Students learning the English language do not only receive assistance from the EL department, but also from the school counselors. As students approach graduation, they have to decide if college is right for them, just like every other student at the school. However, some EL students may face additional challenges as they consider continuing their education.
“Some of them might be documented, some of them might not have documentation, so therefore undocumented students have it a little harder,” Ms. Benitez said. “They can’t get FAFSA, they can’t get [any] financial aid at all. Some scholarships are only geared towards students who are citizens or residents, so they don’t have that support. A lot of them might have DACA, therefore they were protected, but with the new administration, we don’t know where DACA’s going.
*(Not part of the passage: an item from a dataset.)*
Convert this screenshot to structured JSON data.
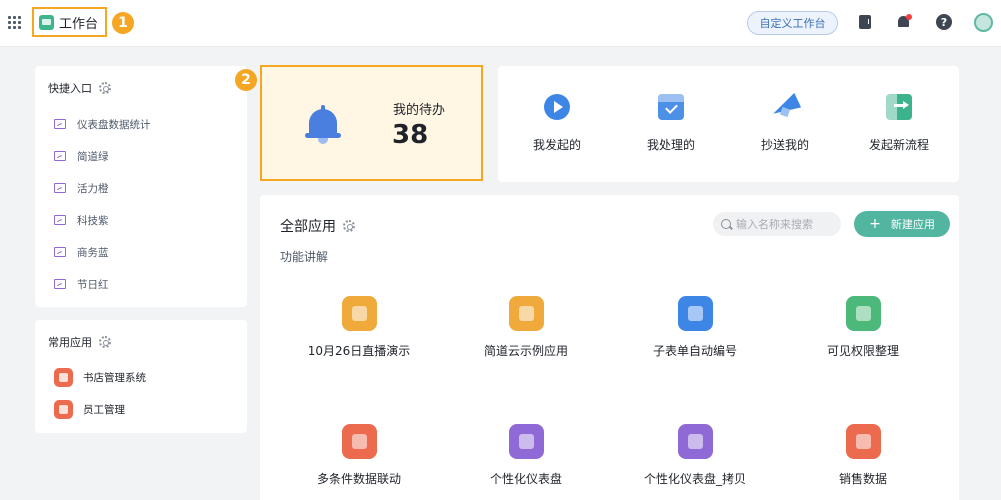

As of right now, it’s on hold, so therefore those students don’t know if they’re going to be able to attend a school, and if they do, [if] they’re going to have to pay out-of-state tuition because they’re not going to be residents of the state since they’re from another country.”
Programs also exist outside of the school to help students who are newer to the English language as they approach the transition from high school to a career or college. One such organization, Edu-Futuro, visited the school in October so representatives could meet with students. The program offers workshops on subjects like resume building and public speaking, and offers participants the opportunity to apply for one-on-one college application mentoring.
“In my opinion, the most important thing Edu-Futuro does is provide access to populations that would otherwise not have exposure to the services that we provide,” program facilitator Micaela Sanders said. “I also think it is super important to mention that all except one (Saturday Spanish School) of our services are 100% free to beneficiaries.”
Edu-Futuro, and other programs like it, were created in order to help the historically-underserved immigrant populations that were struggling to find support through these processes. Due to the program’s origins, as Edu-Futuro was itself founded by immigrants, its services are designed specifically to be able to help communities that have immigrated to the United States or are still learning the language.
“Many students that join our Emerging Leaders Program are first generation high school or college students, so they might not have their family members to help navigate them through the college application process,” Sanders said. “Some students who get involved through our family programs face difficulties at home, a lack of resources, and structural injustice.”